The Standard Cue: “Exhale on the exertion and inhale on the return.”
Used For: breathing during strength training
The New Cue: “Inhale to create intra-abdominal pressure and hold it.”
When it comes to heavy, multi-joint movements like squats and deadlifts, your core and spine need to be stable at all times. To create adequate intra-abdominal pressure, take a big breath in and hold it through the entire concentric and most of the eccentric portions of a lift, exhaling only as you approach the start and completion of a rep. This completely eliminates any air transfer through the bottom end ranges that matter the most in a lift, maintaining stability and strength in your core to protect your spine.
Advanced Directive: Consciously train your transverse abdominis.
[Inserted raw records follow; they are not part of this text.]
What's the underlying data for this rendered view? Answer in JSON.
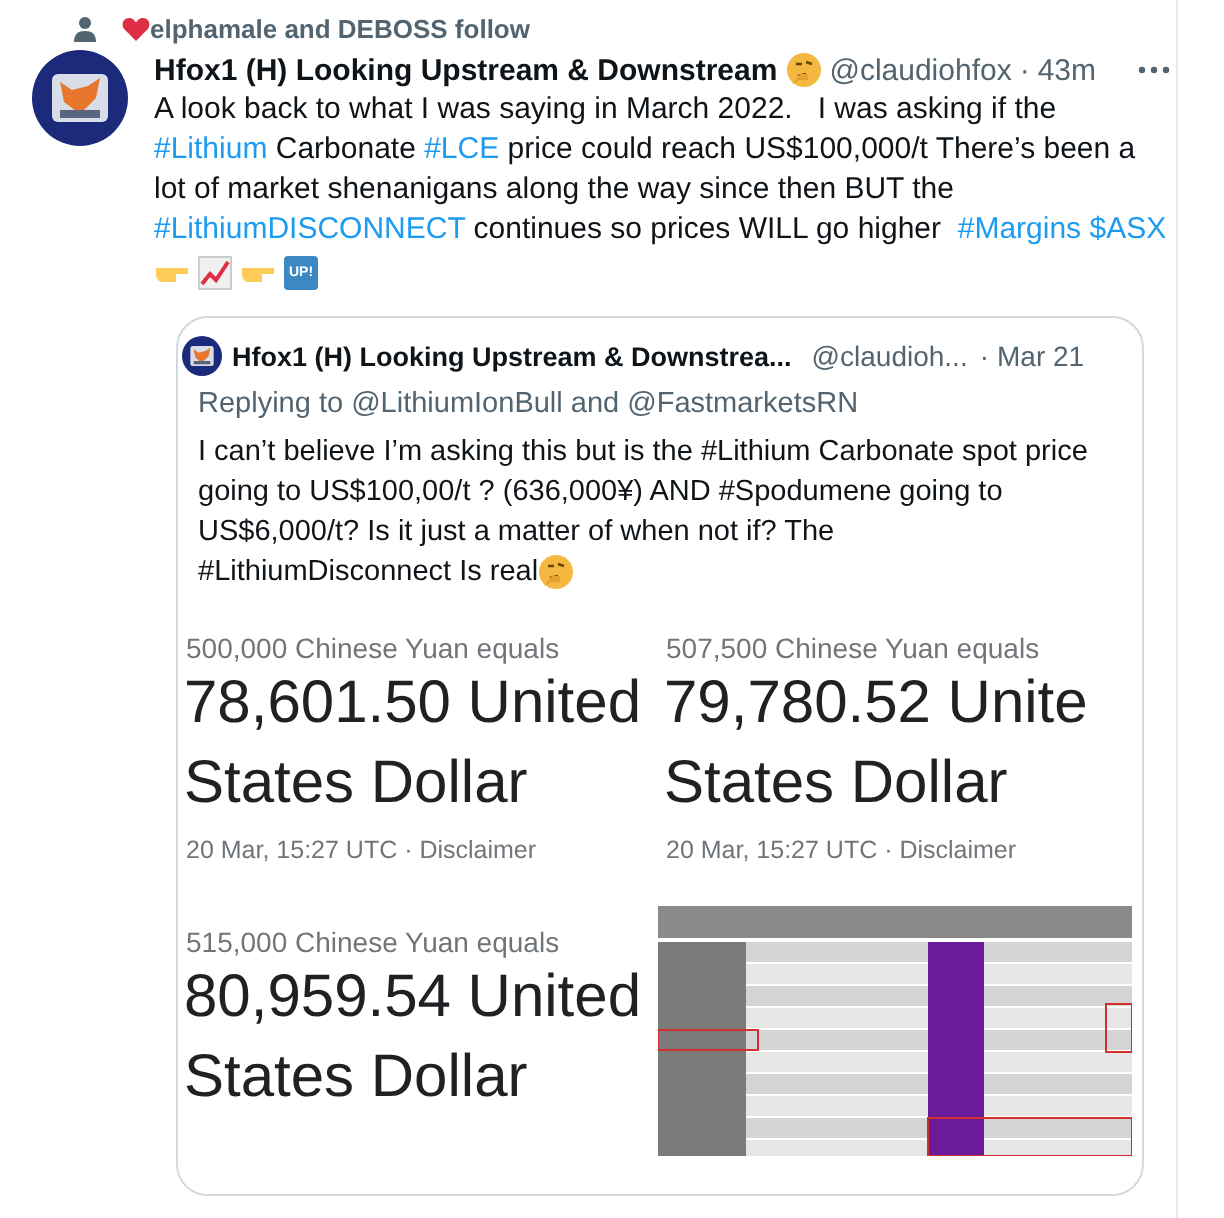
{
  "social_context": {
    "text": "elphamale and DEBOSS follow"
  },
  "tweet": {
    "author": "Hfox1 (H) Looking Upstream & Downstream",
    "handle": "@claudiohfox",
    "separator": "·",
    "time": "43m",
    "body": [
      {
        "text": "A look back to what I was saying in March 2022.   I was asking if the ",
        "link": false
      },
      {
        "text": "#Lithium",
        "link": true
      },
      {
        "text": " Carbonate ",
        "link": false
      },
      {
        "text": "#LCE",
        "link": true
      },
      {
        "text": " price could reach US$100,000/t There’s been a lot of market shenanigans along the way since then BUT the ",
        "link": false
      },
      {
        "text": "#LithiumDISCONNECT",
        "link": true
      },
      {
        "text": " continues so prices WILL go higher  ",
        "link": false
      },
      {
        "text": "#Margins",
        "link": true
      },
      {
        "text": "$ASX",
        "link": true,
        "space_before": true
      }
    ],
    "emojis": [
      {
        "kind": "point"
      },
      {
        "kind": "chart"
      },
      {
        "kind": "point"
      },
      {
        "kind": "up",
        "text": "UP!"
      }
    ]
  },
  "quote": {
    "author": "Hfox1 (H) Looking Upstream & Downstrea...",
    "handle": "@claudioh...",
    "separator": "·",
    "time": "Mar 21",
    "reply_to": "Replying to @LithiumIonBull and @FastmarketsRN",
    "body": "I can’t believe I’m asking this but is the #Lithium Carbonate spot price going to US$100,00/t ? (636,000¥) AND #Spodumene going to US$6,000/t? Is it just a matter of when not if?  The",
    "body_end": "#LithiumDisconnect Is real",
    "images": [
      {
        "kind": "converter",
        "from": "500,000 Chinese Yuan equals",
        "amount_lines": [
          "78,601.50 United",
          "States Dollar"
        ],
        "footer": "20 Mar, 15:27 UTC · Disclaimer"
      },
      {
        "kind": "converter",
        "from": "507,500 Chinese Yuan equals",
        "amount_lines": [
          "79,780.52 Unite",
          "States Dollar"
        ],
        "footer": "20 Mar, 15:27 UTC · Disclaimer"
      },
      {
        "kind": "converter",
        "from": "515,000 Chinese Yuan equals",
        "amount_lines": [
          "80,959.54 United",
          "States Dollar"
        ]
      },
      {
        "kind": "table"
      }
    ]
  }
}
Your transverse abdominis is like an interior corset that wraps all the way around your midsection. Training it to control your air intake and expulsion will add stability and control during heavy lifts.
Quadruped Breathing: Get on all fours and take a big breath in, allowing only your stomach to inflate — not your rib cage or shoulders. Hold that breath for a full second, then release all the air and gradually pull your bellybutton in as far as you can toward your spine, expelling every last bit of air. Keep your spine straight throughout — don’t arch or round. Do two to three sets of 10 reps to prepare for a workout that involves big lifts.
The Standard Cue: “Keep your back straight.”
Used For: Deadlifts, Planks, Presses
The New Cue: “Maintain a neutral spine.”
It is physically impossible to make your spinal column completely straight. Your lumbar spine has a built-in natural curve, and when doing any type of exercise or daily movement, you should strive to maintain this curvature. Just be careful not to overarch — or contrarily over-round — especially when doing exercises under compressive load or facing downward.
Advanced Directive: Practice core bracing.
Bracing your core means consciously contracting all the muscles in your trunk to stabilize your spine as you move your limbs through space. Dead Bug is a good way to practice this contraction. Just remember to breathe!
Dead Bug: Lie on your back with your head toward a wall. Press your hands against the wall overhead and bring your knees up over your hips, legs bent 90 degrees while maintaining the natural arch in your spine. Brace your core, then slowly lower one leg (bent) toward the floor until your heel nearly touches, then return to the start. Continue, slowly alternating sides for three sets of 10 each leg.